Otro trago a la cerveza aflojará su lengua. Él bebe.
—Le pedí que pusiera fin al compromiso para que no te lastimase, y obviamente él se negó.
—¿Y qué te dijo?
—Vamos, Schatz, ya lo sabes, esto es ridículo. —Quiere marcharse pero yo se lo impido agarrando su brazo. Él mira mi mano, la acaricia y, tras darle varios golpecitos, se vuelve a sentar—. Que no había perdido tres años de su vida a tu lado para quedarse ahora sin tu herencia. Que no había invertido ese tiempo en enamorarte para no llevarse nada de mi dinero. Sería tu marido a como diese lugar, y que si yo no quería lastimarte a ti, debía de callarme sus infidelidades. Las que no pensaba parar tras la boda.
—Y le diste su parte —concluyo por él.
—Sí, preferí mil veces que me odiaras por alejarlo de ti, que permitir que estuviera a tu lado y te hiciera una desgraciada.
—Gracias otra vez, papá—. Me levanto para besarlo—. Nunca me dijiste cuánto dinero fue.
—Nunca lo preguntaste —dice sonriendo. Yo me muerdo el labio con esa curiosidad malsana en el rostro—. Le hubiera dado el título, el castillo e incluso la tiara de diamantes de tu bisabuela si me lo hubiese pedido. Confórmate con saber eso.
—¿Cuánto fue, papá? —pregunto sonriendo, adoro a mi padre.
—Que cabezota eres. ¿Recuerdas el hotel de Berlín, a orillas del río Spree? Pues pudo comprarlo, reformarlo y ponerlo en funcionamiento con cinco estrellas en menos de dos meses. A parte de quedarle una buena paguita, al cabrón, que todavía disfruta.
Me río a carcajadas. Mi padre lo odia tanto como yo. ¡Y estoy de suerte!
Ese hotel fue el segundo de su imperio, el más caro de todos ahora.

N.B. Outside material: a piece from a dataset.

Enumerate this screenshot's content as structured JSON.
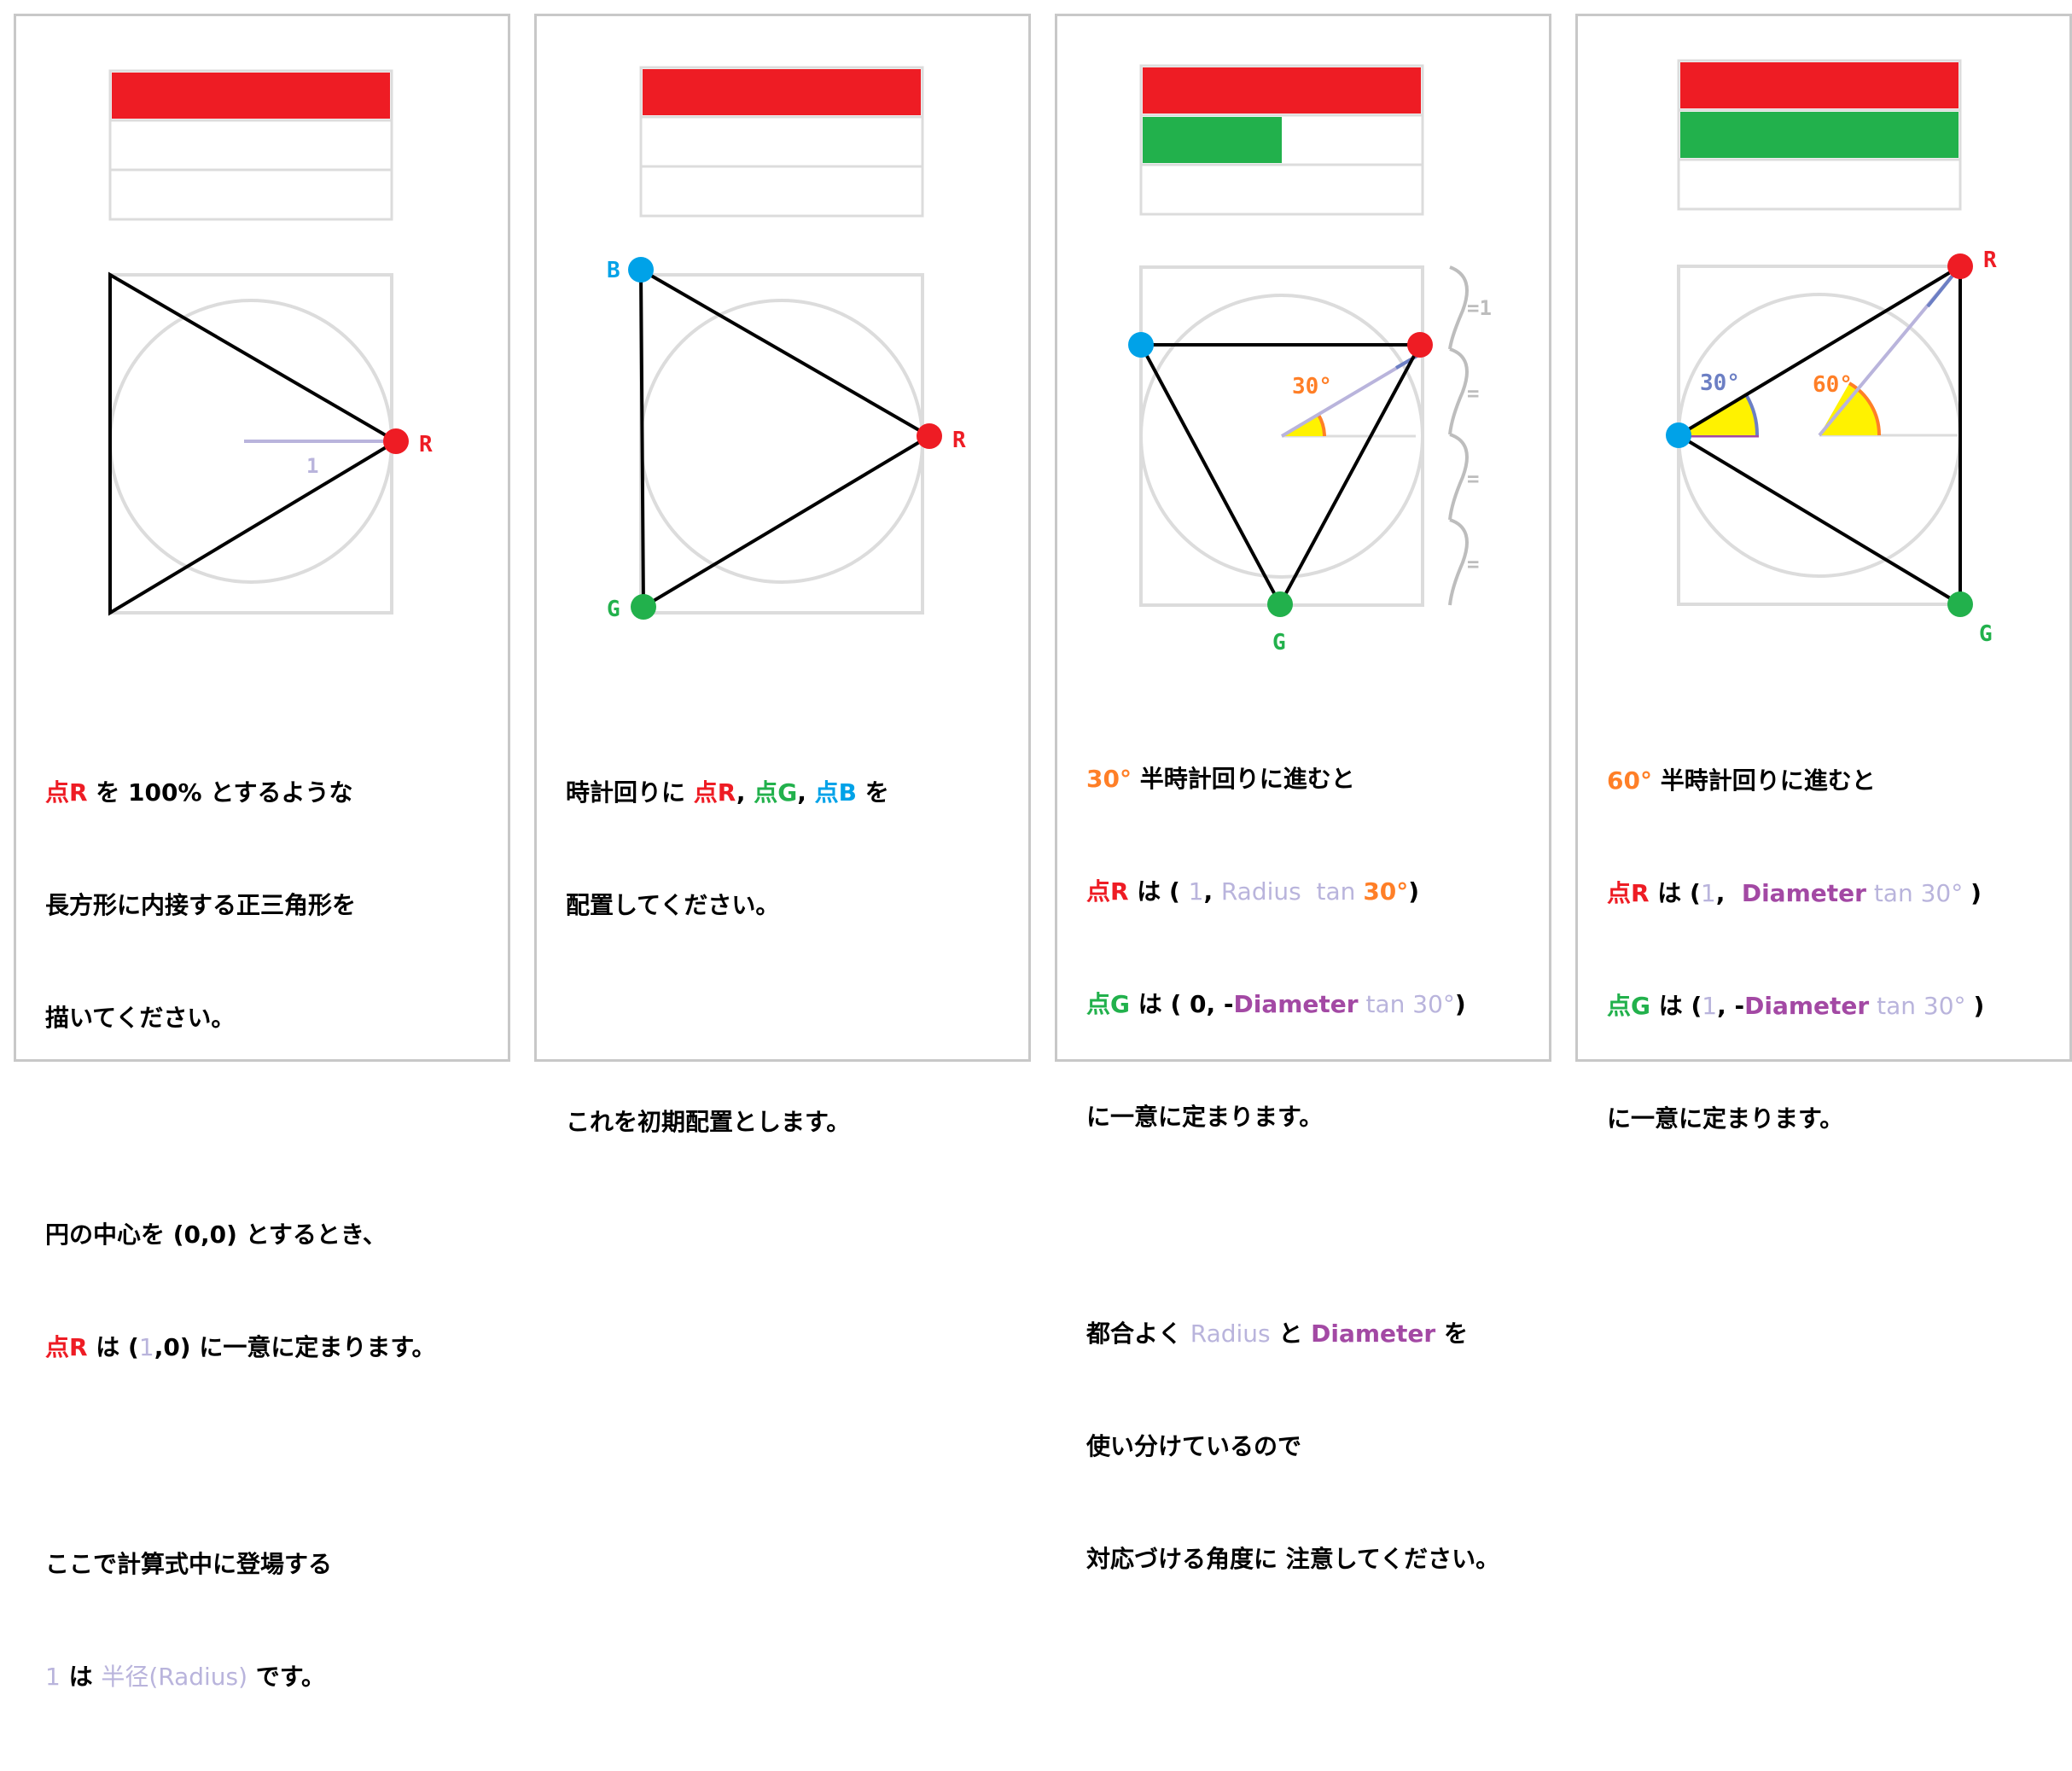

De no haberlo adquirido dudo mucho que la familia Wegener hubiese llegado a triplicar su dinero. Y Jürgen me lo debe, si no, su padre se enterará de todo. Porque no me cortaré a la hora de hacérselo saber a la prensa, esa que tan buitre fue conmigo cuando tuve que anular la boda. Carnaza es carnaza, la dé Jürgen o la dé yo. Y hoy su culo vale una firma.